Sungguh, inilah potret persaudaraan kaum muslimin hari ini. Hal ini sekaligus menggambarkan hadis Rasulullah saw. yang diriwayatkan Tsauban RA berikut:
"Hampir saja bangsa-bangsa memangsa kalian sebagaimana orang-orang lapar menghadapi meja penuh hidangan." Seseorang lalu bertanya pada Rasulullah saw., "Apa kami saat itu sedikit?" Rasulullah saw. menjawab, "Bahkan kalian saat itu banyak, akan tetapi kalian seperti buih di laut. Allah sungguh akan mencabut rasa takut dari dada musuh kalian, dan Allah sungguh akan mencampakkan penyakit wahn ke dalam hatimu." Seseorang bertanya, "Ya Rasulullah, apa itu wahn?" Beliau menjawab, "Cinta dunia dan takut mati." (HR. Abu Dawud).
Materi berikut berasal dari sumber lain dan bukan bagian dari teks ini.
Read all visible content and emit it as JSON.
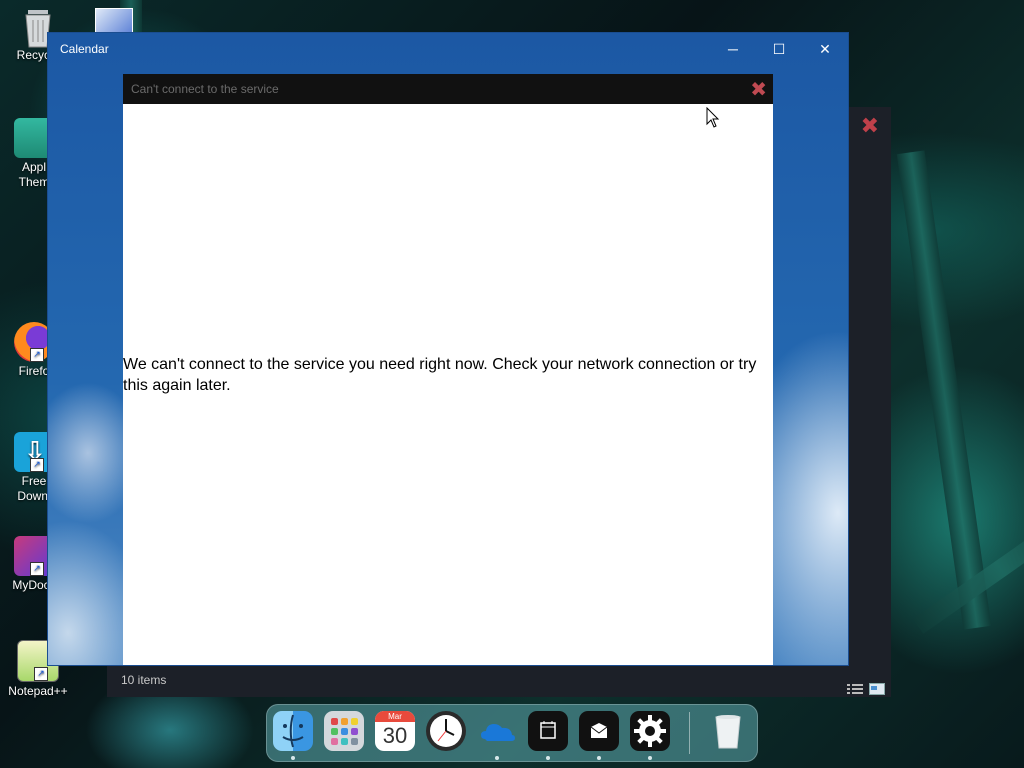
{
  "desktop": {
    "icons": [
      {
        "label": "Recycle",
        "icon": "recycle-bin-icon"
      },
      {
        "label": "Appl\nThem",
        "icon": "folder-icon"
      },
      {
        "label": "Firefo",
        "icon": "firefox-icon"
      },
      {
        "label": "Free\nDownl",
        "icon": "download-manager-icon"
      },
      {
        "label": "MyDock",
        "icon": "mydock-icon"
      },
      {
        "label": "Notepad++",
        "icon": "notepad-plus-plus-icon"
      }
    ]
  },
  "background_window": {
    "status": "10 items",
    "close_icon": "close-icon"
  },
  "calendar_window": {
    "title": "Calendar",
    "controls": {
      "minimize": "─",
      "maximize": "☐",
      "close": "✕"
    }
  },
  "dialog": {
    "title": "Can't connect to the service",
    "close_glyph": "✖",
    "message": "We can't connect to the service you need right now. Check your network connection or try this again later."
  },
  "dock": {
    "items": [
      {
        "name": "finder",
        "icon": "finder-icon",
        "running": true
      },
      {
        "name": "launchpad",
        "icon": "launchpad-icon",
        "running": false
      },
      {
        "name": "calendar",
        "icon": "calendar-icon",
        "month": "Mar",
        "day": "30",
        "running": false
      },
      {
        "name": "clock",
        "icon": "clock-icon",
        "running": false
      },
      {
        "name": "onedrive",
        "icon": "onedrive-icon",
        "running": true
      },
      {
        "name": "calendar-app",
        "icon": "calendar-app-icon",
        "running": true
      },
      {
        "name": "mail",
        "icon": "mail-icon",
        "running": true
      },
      {
        "name": "settings",
        "icon": "settings-gear-icon",
        "running": true
      },
      {
        "name": "trash",
        "icon": "trash-icon",
        "running": false
      }
    ]
  },
  "colors": {
    "calendar_titlebar": "#1c58a4",
    "dialog_header": "#111111",
    "dialog_close": "#c04a52",
    "dock_bg": "#5faaaf"
  }
}
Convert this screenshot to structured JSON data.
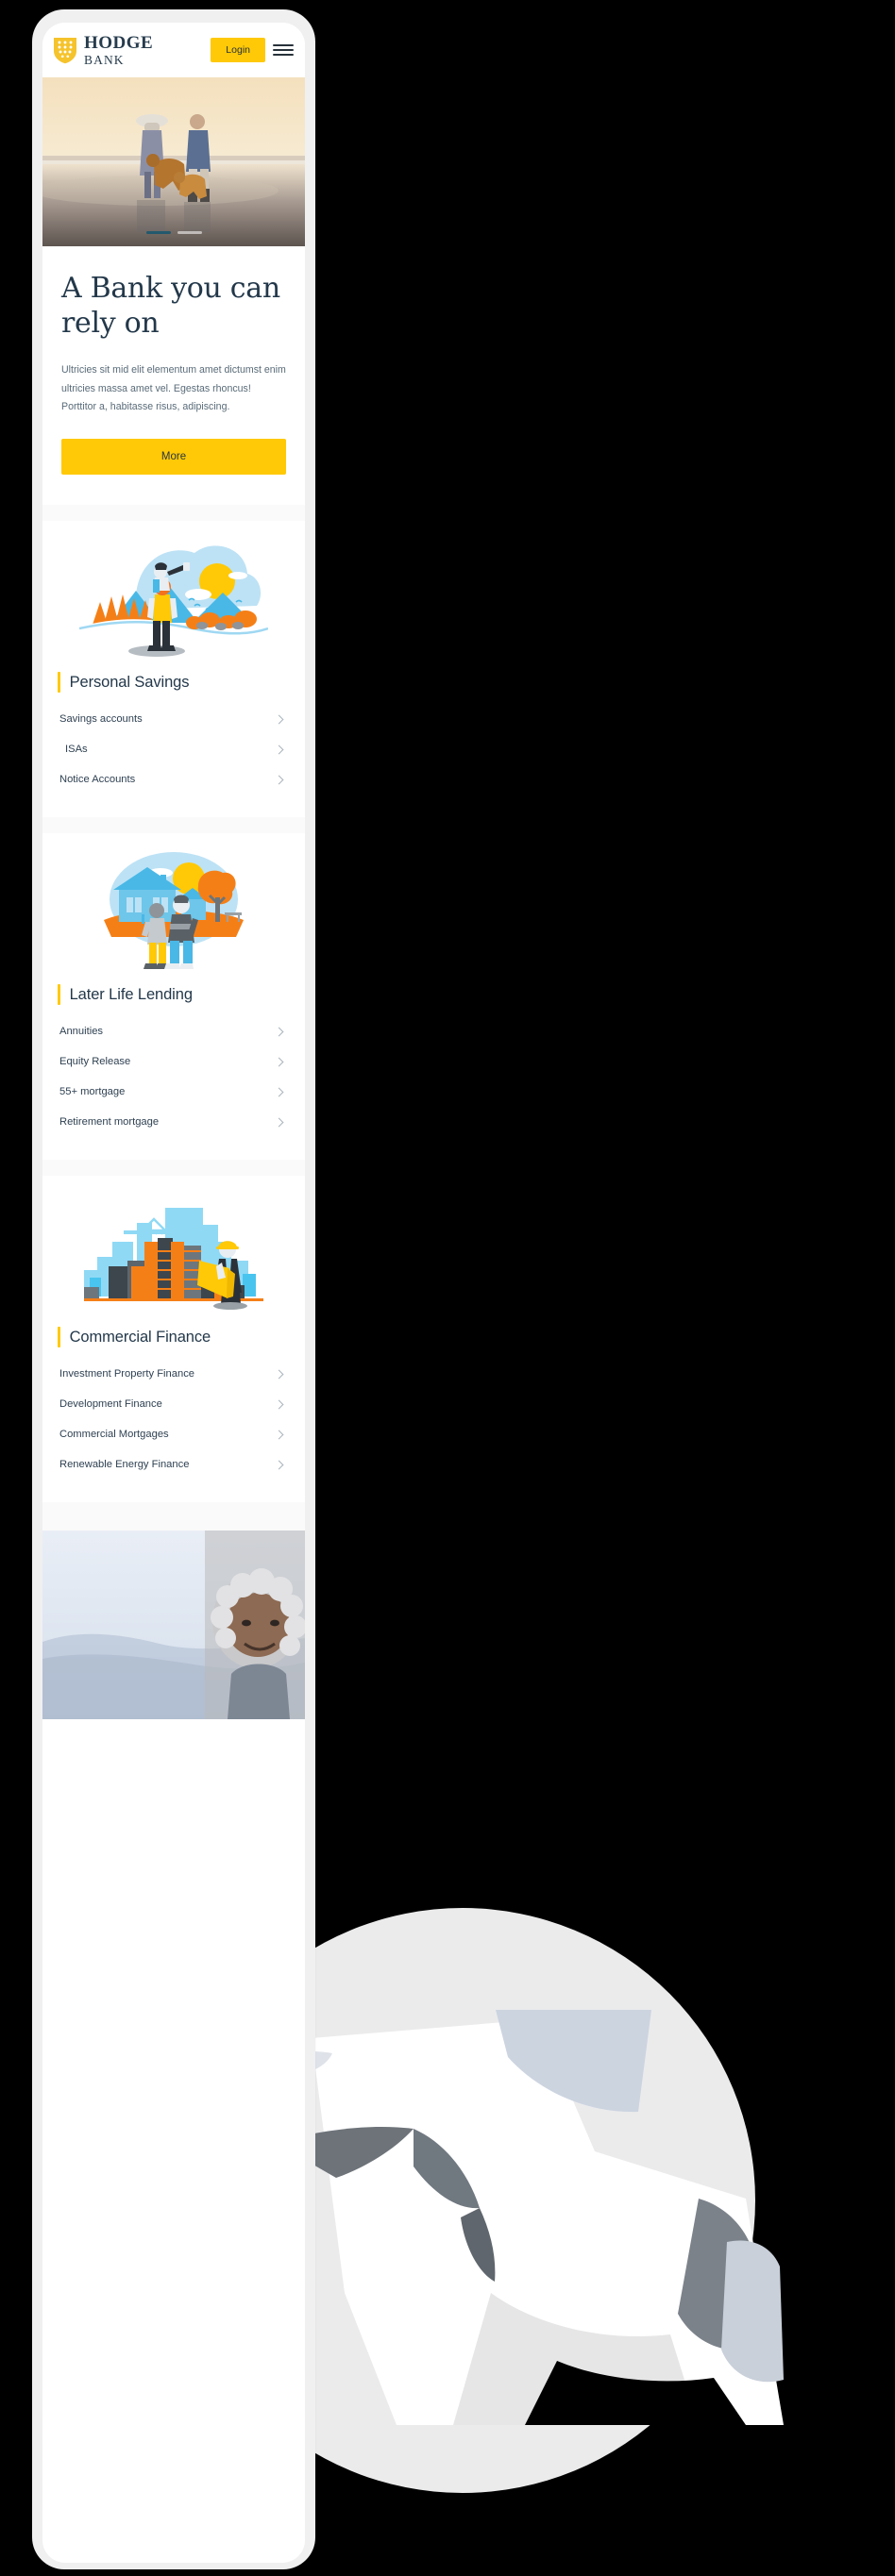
{
  "brand": {
    "name_line1": "HODGE",
    "name_line2": "BANK",
    "logo_icon": "hodge-shield-logo",
    "accent_yellow": "#ffc907",
    "ink_navy": "#23384a"
  },
  "header": {
    "login_label": "Login",
    "menu_icon": "hamburger-menu-icon"
  },
  "hero": {
    "image_alt": "beach-couple-with-dogs-at-sunset",
    "slides_total": 2,
    "active_slide": 1,
    "title": "A Bank you can rely on",
    "paragraph": "Ultricies sit mid elit elementum amet dictumst enim ultricies massa amet vel. Egestas rhoncus! Porttitor a, habitasse risus, adipiscing.",
    "cta_label": "More"
  },
  "sections": [
    {
      "id": "personal-savings",
      "title": "Personal Savings",
      "illustration": "hiker-with-child-and-telescope-illustration",
      "links": [
        {
          "label": "Savings accounts",
          "indent": false
        },
        {
          "label": "ISAs",
          "indent": true
        },
        {
          "label": "Notice Accounts",
          "indent": false
        }
      ]
    },
    {
      "id": "later-life-lending",
      "title": "Later Life Lending",
      "illustration": "couple-walking-past-house-illustration",
      "links": [
        {
          "label": "Annuities",
          "indent": false
        },
        {
          "label": "Equity Release",
          "indent": false
        },
        {
          "label": "55+ mortgage",
          "indent": false
        },
        {
          "label": "Retirement mortgage",
          "indent": false
        }
      ]
    },
    {
      "id": "commercial-finance",
      "title": "Commercial Finance",
      "illustration": "construction-site-with-architect-illustration",
      "links": [
        {
          "label": "Investment Property Finance",
          "indent": false
        },
        {
          "label": "Development Finance",
          "indent": false
        },
        {
          "label": "Commercial Mortgages",
          "indent": false
        },
        {
          "label": "Renewable Energy Finance",
          "indent": false
        }
      ]
    }
  ],
  "bottom": {
    "image_alt": "smiling-woman-with-grey-curly-hair-outdoors"
  },
  "decor": {
    "hand_icon": "pointing-hand-illustration",
    "blob_color": "#ebebec"
  }
}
Seruan boikot dan aksi turun jalan mengecam Israel juga belum bisa menghentikan perang ini. Gerakan BDS (Boikot, Divestasi dan Sanksi) terhadap produk Zionis dilaporkan oleh Al Jazeera pada tahun 2018 berpotensi menghasilkan kerugian hingga US$11,5 miliar atau sekitar Rp183,37 triliun (asumsi kurs Rp15.945/US$) per tahun bagi Israel. Meski tercatat ekonomi Israel mengalami kontraksi hampir 20 persen kuartal terakhir 2023. Namun, angka tersebut tidak sepenuhnya  diakibatkan karena seruan boikot produk.

Brookings Institution sebagai Organisasi non-profit berbasis di Washington, Amerika Serikat (AS) menyatakan bahwa pengaruh gelombang gerakan BDS ini tidak cukup berarti bagi ekonomi Israel. Pasalnya, barang ekspor Israel 40 persennya adalah barang “intermediet” atau produk tersembunyi yang digunakan dalam proses produksi barang di tempat lain, seperti semikonduktor. Dan 50 persen dari ekspornya adalah barang "diferensiasi" atau barang yang tidak dapat digantikan, seperti chip komputer khusus.

Donasi sebanyak apa pun juga tidak banyak mengubah kondisi di saat pintu perbatasan dijaga ketat oleh zionis. Mesir yang berbatasan langsung dengan Raffah juga tidak kunjung membuat pilihan terbaik untuk Gaza. Kondisi bantuan kemanusiaan dari negeri-negeri muslim jelas bukan solusi, meski hal tersebut membantu Gaza.

Fatwa ulama internasional yang diwakili oleh International Union of Muslim Scholars (IUMS) di Doha, Qatar sudah menyeru jihad melawan zionis. Dalam fatwa tersebut berisi desakan untuk membentuk aliansi militer dan upaya intervensi ekonomi untuk Israel. Namun, sudah seberapa efektifkah fatwa ini untuk “memaksa” penguasa negeri-negeri muslim yang masih terpenjara dengan sistem negara bangsa agar mau mengerahkan militernya di Gaza?

Nation State adalah penghalang utama saat ini bagi tentara kaum muslimin untuk menolong saudaranya di Gaza. Padahal tidaklah Gaza dan Al Aqhsa bisa diselamatkan kecuali dengan bahasa perang. Itulah bahasa yang hanya dipahami oleh zionis Israel.

Maka, seruan pasukan untuk menolong Gaza hanya bisa dilakukan oleh seorang khalifah, pemimpin kaum muslimin dalam sistem Khilafah. Sistem Khilafah berbeda dengan sistem nation state. Khilafah akan menjadi kepemimpinan Islam yang akan menyatukan negeri-negeri kaum muslimin di bawah satu panji kepemimpinan. Untuk itu, seruan jihad fii sabilillah untuk Gaza harus beriringan dengan denga seruan untuk penegakan sistem Khilafah.